Machine learning-KMeans algorithm principle && Spark implementation

A data developer who doesn’t understand the algorithm is not a good algorithm engineer. I still remember some of the data mining algorithms that my instructor talked about when I was a graduate student. I was quite interested, but I felt less contact after work. Offline data warehouse>ETL engineer>BI engineer (if you don’t like it), the work I do now is mainly offline data warehouse. Of course, I have done some ETL work in the early stage. For the long-term development of the profession, I broaden my technical boundaries. It is necessary to gradually deepen the real-time and model, so starting from this article, I will also list a FLAG to learn the real-time and model part in depth.

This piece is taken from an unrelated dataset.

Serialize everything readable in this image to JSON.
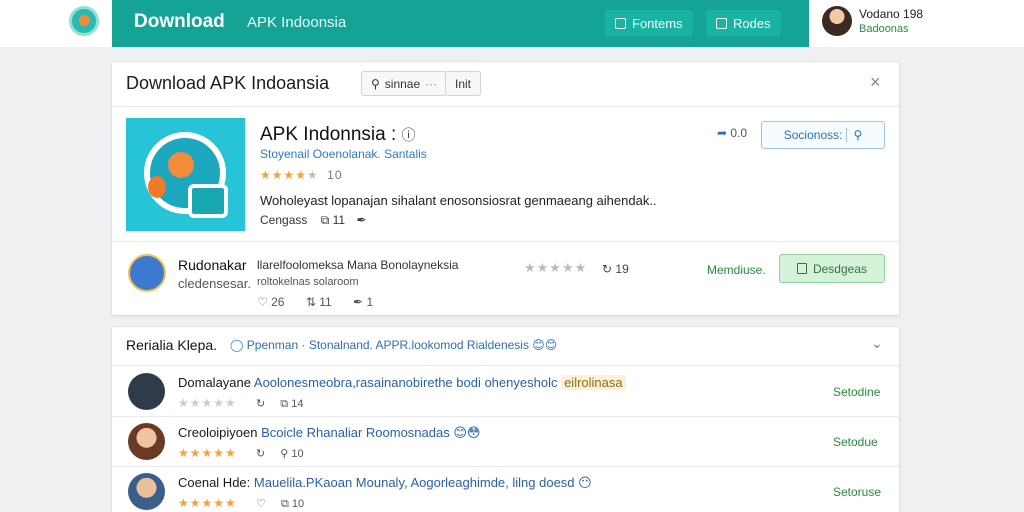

To change yourself, start by improving what you are not good at.

1. KMeans-Introduction to Algorithm

The K-Means algorithm is an unsupervised clustering algorithm. It is relatively simple to implement and has a good clustering effect, so it is widely used.

  • K-means algorithm, also known as K-means or K-means, is generally used as the first algorithm to master clustering algorithms.

  • Here K is a constant and needs to be set in advance. In layman's terms, the algorithm aggregates M samples that are not labeled into K clusters in an iterative manner.

  • The process of gathering samples is often divided by the distance between samples as an index.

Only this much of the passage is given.